Revered chef David Chang’s Momofuku restaurants are mobbed upon opening. Beloved pastry chef Christina Tosi, who projects a squeaky clean and earnest image, has a bonafide sweets empire in Milk Bar. Bluestone Lane’s avocado toast and lattes are proliferating around the city, right as Australian cafe culture is at the peak of cool.
What do they all have in common? Stephen Ross. Ross, the billionaire behind Hudson Yards, is under fire today for hosting a fundraiser for President Donald Trump at his Hamptons home this Friday. As such, social media is alight with people encouraging others to cancel their Equinox membership — the luxury gym that Ross owns via his company Related.
Canceling an Equinox membership seems easy enough. That’s just the beginning, though. Ross also has stake in Momofuku, Milk Bar, Bluestone Lane, SoulCycle, fast-casual chain &Pizza, and “for women, by women” tampon start-up Lola. He also outright owns the Miami Dolphins.

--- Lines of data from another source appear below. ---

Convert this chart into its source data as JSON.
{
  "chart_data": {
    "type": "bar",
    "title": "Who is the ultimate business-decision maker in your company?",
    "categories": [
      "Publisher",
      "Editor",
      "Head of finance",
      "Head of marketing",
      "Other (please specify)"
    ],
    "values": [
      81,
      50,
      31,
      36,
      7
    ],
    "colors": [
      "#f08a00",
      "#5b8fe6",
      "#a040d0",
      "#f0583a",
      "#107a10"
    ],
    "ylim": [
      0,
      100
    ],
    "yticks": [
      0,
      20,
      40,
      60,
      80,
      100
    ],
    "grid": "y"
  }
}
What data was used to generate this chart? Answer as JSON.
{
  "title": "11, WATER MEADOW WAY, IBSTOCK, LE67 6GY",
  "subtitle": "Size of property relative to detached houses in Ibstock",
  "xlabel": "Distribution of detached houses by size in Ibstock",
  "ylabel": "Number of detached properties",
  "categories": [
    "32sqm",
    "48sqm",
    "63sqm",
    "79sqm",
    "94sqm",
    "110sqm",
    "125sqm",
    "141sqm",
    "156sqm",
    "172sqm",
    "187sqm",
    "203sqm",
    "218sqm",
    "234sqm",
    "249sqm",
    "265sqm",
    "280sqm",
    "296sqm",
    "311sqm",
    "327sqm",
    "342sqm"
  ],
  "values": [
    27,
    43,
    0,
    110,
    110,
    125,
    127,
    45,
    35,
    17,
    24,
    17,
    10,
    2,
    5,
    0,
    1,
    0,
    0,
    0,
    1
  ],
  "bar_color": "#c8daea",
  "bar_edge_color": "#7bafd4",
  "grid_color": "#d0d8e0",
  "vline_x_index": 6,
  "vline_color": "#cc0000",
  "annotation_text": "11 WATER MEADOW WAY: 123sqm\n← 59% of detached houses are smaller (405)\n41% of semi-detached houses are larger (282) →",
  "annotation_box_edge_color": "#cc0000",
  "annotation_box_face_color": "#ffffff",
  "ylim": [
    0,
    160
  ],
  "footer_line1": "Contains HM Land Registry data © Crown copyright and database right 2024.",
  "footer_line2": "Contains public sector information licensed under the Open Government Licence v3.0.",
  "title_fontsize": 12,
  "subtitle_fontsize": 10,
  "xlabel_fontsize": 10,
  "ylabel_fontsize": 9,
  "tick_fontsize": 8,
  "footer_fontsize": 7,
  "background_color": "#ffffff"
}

Sure, maybe you could look up Ross’ investment company RSE Ventures and decide to not engage with any of those brands. But Ross is just one rich guy.
Love making reservations on Resy, splurging at Gramercy Tavern, or grabbing a quick lunch from Dig? Well, their investor Danny Meyer’s company has been accused of mishandling misconduct allegations. Ever dined at charming West Village French bistro Buvette? Mario Batali had ownership there for years. A fan of the lemon ricotta pancakes at Tribeca scene spot Locanda Verde? Ken Friedman — another high-profile restaurateur accused of sexual misconduct — still has ownership in that one. Into Nathan’s hot dogs? The owner of that company is a Trump BFF and has also hosted one of his fundraisers.
And that just skims the surface for public knowledge; the list could go on. Eater NY frequently hears rumors of bad-actor investors and accusations of assault and misconduct. Then there are the restaurant investors who may not be known bad actors, but just assholes — or ones like Ross, who has donated thousands to Republican causes but also helps fund a few Democratic candidates and publicly forward-thinking companies like Lola or &Pizza, whose founder is an active supporter of $15 minimum wage. The point is: There are very few safe places to eat if you want to be a perfect progressive, and it’s not always straightforward.
Okay, so maybe rather than eat out, you should just grocery shop and cook at home instead, except for the fact that Whole Foods is owned by Amazon, which has a track record for poor worker conditions. Or that the owner of local grocery chain Gristedes is also a Trump donor — and owns a lot of real estate in Brooklyn.
I don’t really have an easy solution to all this; there’s no pat answer. At Eater, we have been grappling with it too, and the initial step has been to be thoughtful when including restaurants in maps and deciding what places to review. Rather than have knee-jerk reactions like boycotting one place, dig a little deeper. Know where your money is going, and then decide for yourself what works for you.
Or just go ahead and cancel that fancy Equinox membership. But that’s only the tip of the dirty money iceberg.
Correction: August 8, 2019, 12:08 p.m.: This article has been updated to reflect that RSE Ventures’s investment in Beyond Sushi fell through following the chain’s Shark Tank appearance, and Ross is not an investor in the company.
Disclosure: David Chang is producing shows for Hulu in partnership with Vox Media Studios, part of Eater’s parent company, Vox Media. No Eater staff member is involved in the production of those shows, and this does not impact coverage on Eater.